Quanto aos primeiros, os positivos, aponta-se desde logo que as circunstâncias alteradas consistam na base ou o fundamento do contrato, por constituírem as que fundaram a decisão de contratar, na relevância das circunstâncias ou da sua representação, essenciais para a conclusão ou depois desta, para o cumprimento do contrato, desenvolvendo-se este com regularidade, podendo as partes realizar as finalidades por si prosseguidas, daí que se considere que a alteração das circunstâncias pessoais, como a capacidade económica de uma das partes, ainda que seja significativa, nomeadamente com a diminuição do rendimento disponível, é insuscetível de preencher a aplicação do disposto no art.º 437, do CC(11), contudo tal princípio deverá ser atenuado quando verificado que as alterações das circunstâncias económicas e financeiras, tornem a atuação do direito ao cumprimento do contrato nos termos iniciais em algo eticamente insustentável, reunidos que estejam os demais requisitos, caso da anormalidade, “(…) a alteração meramente pessoal superveniente [ainda que por motivos externos à negociação mas não previsíveis], não é [sem mais] subsumível à previsão do art.º 437, n.º1, do Código Civil, por este postular a verificação conjunta de outros requisitos que afetem a generalidade e negócios jurídicos do mesmo tipo”(12).

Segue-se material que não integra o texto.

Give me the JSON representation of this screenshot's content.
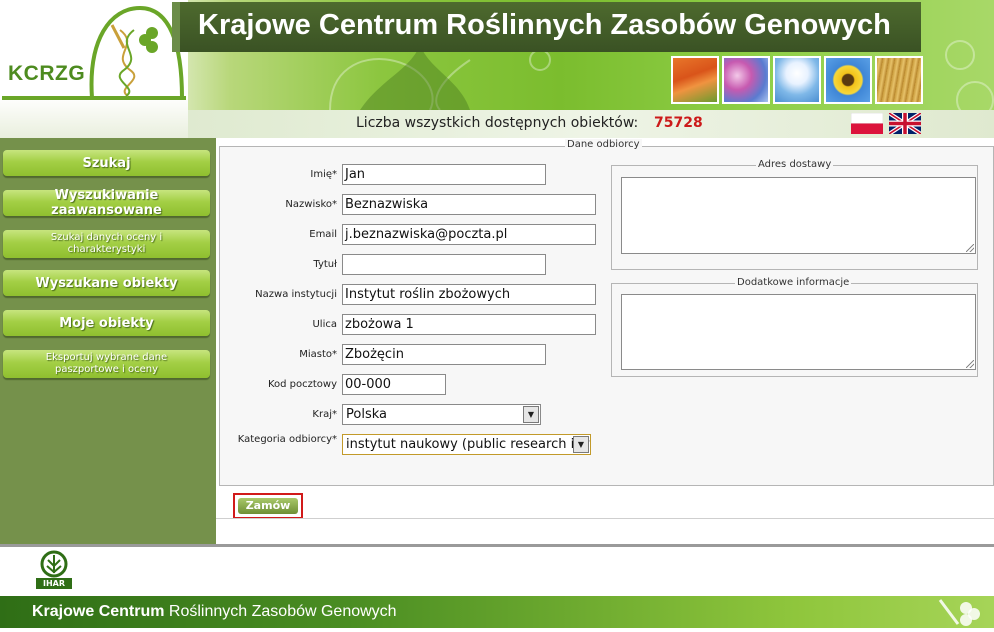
{
  "header": {
    "logo_text": "KCRZG",
    "title": "Krajowe Centrum Roślinnych Zasobów Genowych",
    "photos": [
      "carrots-photo",
      "flowers-photo",
      "umbel-photo",
      "sunflower-photo",
      "grain-photo"
    ]
  },
  "count": {
    "label": "Liczba wszystkich dostępnych obiektów:",
    "value": "75728"
  },
  "sidebar": {
    "items": [
      {
        "label": "Szukaj"
      },
      {
        "label": "Wyszukiwanie zaawansowane"
      },
      {
        "label": "Szukaj danych oceny i charakterystyki"
      },
      {
        "label": "Wyszukane obiekty"
      },
      {
        "label": "Moje obiekty"
      },
      {
        "label": "Eksportuj wybrane dane paszportowe i oceny"
      }
    ]
  },
  "form": {
    "legend": "Dane odbiorcy",
    "fields": [
      {
        "label": "Imię*",
        "value": "Jan"
      },
      {
        "label": "Nazwisko*",
        "value": "Beznazwiska"
      },
      {
        "label": "Email",
        "value": "j.beznazwiska@poczta.pl"
      },
      {
        "label": "Tytuł",
        "value": ""
      },
      {
        "label": "Nazwa instytucji",
        "value": "Instytut roślin zbożowych"
      },
      {
        "label": "Ulica",
        "value": "zbożowa 1"
      },
      {
        "label": "Miasto*",
        "value": "Zbożęcin"
      },
      {
        "label": "Kod pocztowy",
        "value": "00-000"
      },
      {
        "label": "Kraj*",
        "value": "Polska"
      },
      {
        "label": "Kategoria odbiorcy*",
        "value": "instytut naukowy (public research inst"
      }
    ],
    "delivery_legend": "Adres dostawy",
    "extra_legend": "Dodatkowe informacje",
    "submit_label": "Zamów"
  },
  "footer": {
    "title_bold": "Krajowe Centrum",
    "title_rest": " Roślinnych Zasobów Genowych",
    "logo_text": "IHAR"
  },
  "colors": {
    "accent_green": "#8cc63f",
    "sidebar_bg": "#75914b",
    "count_red": "#cc1a1a",
    "highlight_red": "#d11a1a"
  }
}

Como segundo requisito positivo indica-se que a alteração das circunstâncias seja anormal ou extraordinária, imprevista ou imprevisível, embora em termos rigorosos não tenham uma exata correspondência, no sentido de anormalidade que conduz praticamente ao mesmo resultado, entendendo-se que a lei visa contemplar as modificações contra as quais, pelo seu carácter imprevisto, as partes não podiam e não deviam acautelar-se(13).

Quanto a um terceiro requisito, que a alteração seja exterior à parte prejudicada, pese embora não haja uma referência expressa no art.º 437 aos critérios da distribuição contratual ou legal do risco, decorrendo da aludida anormalidade, enquanto imprevista e imprevisível, bem como da menção que a alteração faça, como já se aludiu, que o cumprimento do contrato, nos termo iniciais ou originários, seja inexigível à parte prejudicada por contrária à boa fé, se uma parte causa a alteração, ou mesmo que não a tenha provocado, pode superá-la e não o faz, deve suportar os prejuízos resultantes, a que acresce o afloramento resultante do art.º 438, do CC, no sentido de as consequências resultantes da alteração poderem ter sido evitadas pelo cumprimento pontual da obrigação, e a alteração das circunstâncias seja posterior à constituição em mora(14), pelo que “(…) os factos relevantes para darem lugar a uma quebra de base negocial efetiva não podem nunca decorrer de circunstâncias imputáveis à parte que se considera lesada, devendo para esse efeito os factos imprevistos escapar à capacidade de influência da parte”(15).

Como quarto requisito positivo menciona-se que a alteração das circunstâncias deva ser a causa de uma lesão, traduzida numa perturbação no equilíbrio contratual, de que decorre um prejuízo sensível para uma das partes concretizada numa correlação direta demonstrada factualmente, consubstanciada numa relação de causalidade adequada, pelo que “(…) a crise económica e financeira que começou em 2008 fosse uma alteração anormal, a impossibilidade prática ou a impossibilidade económica de cumprimento só seria relevante para efeitos do art.º 437.º e 439.º desde que houvesse uma correlação “demonstrada factualmente” entre a crise financeira geral e a atividade económica individual, concreta, de um determinado sujeito”(16).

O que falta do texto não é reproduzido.